The scenario brought various units together to accomplish the objective.

“Bullshark Battery, 3rd Btn., 27th Field Artillery Regiment, 18th FA Bde. provided the soldiers, equipment and conducted the live fire raid,” said James. “We also coordinated with the C-17 mission commander on the landing time and Bullshark Battery ensured the equipment was good to go.”

Artillery Soldiers constantly train to remain precise and accurate in their craft. This dedication also ensures their mission and the mission of those they work with can always be completed.

“Our role in the joint fight, especially with the U.S. Air Force, is to open up windows of opportunity in multi-domain environments to exploit by employing our long-range precision munitions against enemy threats allowing the Air Force to strike their targets,” said James.

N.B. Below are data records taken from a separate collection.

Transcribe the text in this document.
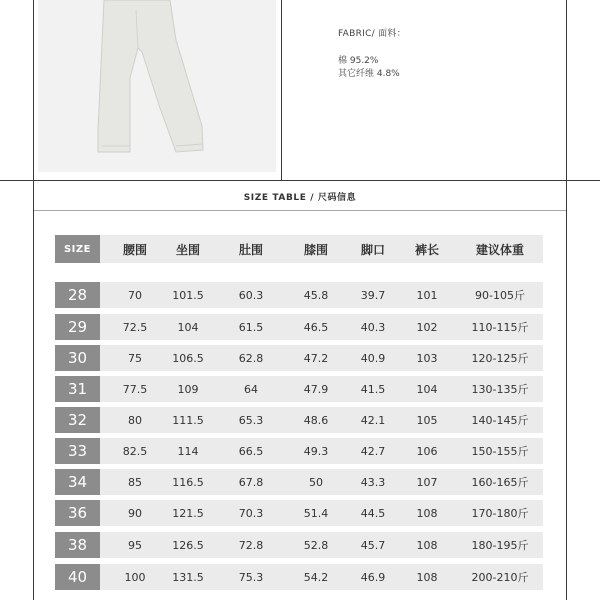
FABRIC/ 面料：
棉 95.2%
其它纤维 4.8%
SIZE TABLE / 尺码信息
SIZE	腰围	坐围	肚围	膝围	脚口	裤长	建议体重
28	70	101.5	60.3	45.8	39.7	101	90-105斤
29	72.5	104	61.5	46.5	40.3	102	110-115斤
30	75	106.5	62.8	47.2	40.9	103	120-125斤
31	77.5	109	64	47.9	41.5	104	130-135斤
32	80	111.5	65.3	48.6	42.1	105	140-145斤
33	82.5	114	66.5	49.3	42.7	106	150-155斤
34	85	116.5	67.8	50	43.3	107	160-165斤
36	90	121.5	70.3	51.4	44.5	108	170-180斤
38	95	126.5	72.8	52.8	45.7	108	180-195斤
40	100	131.5	75.3	54.2	46.9	108	200-210斤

As James noted, the training in Alaska’s harsh environment exposed the Soldiers to an experience they could not have replicated at their home station.

“This training allows our soldiers to experience training in winter weather conditions that they would never get at Fort Bragg,” said James. “They can take these experiences with them, and it exposes both the Army and Air Force to all of our different systems that mutually support each other on the battlefield.”

Providing a valuable training platform, RF-A gathers different service perspectives to train and learn from one another.

“This is such a unique training environment for all the Soldiers involved because of the terrain, the joint planning aspect and also the weather,” said James. “All of these things allow the Soldiers to see something they would never get at Fort Bragg. It allows every service to learn from one another, which is one key takeaway from RF-A.”

RF-A not only strengthens ties between service branches but reinforces the United States’ continued commitment to the region as a Pacific nation, leader and power.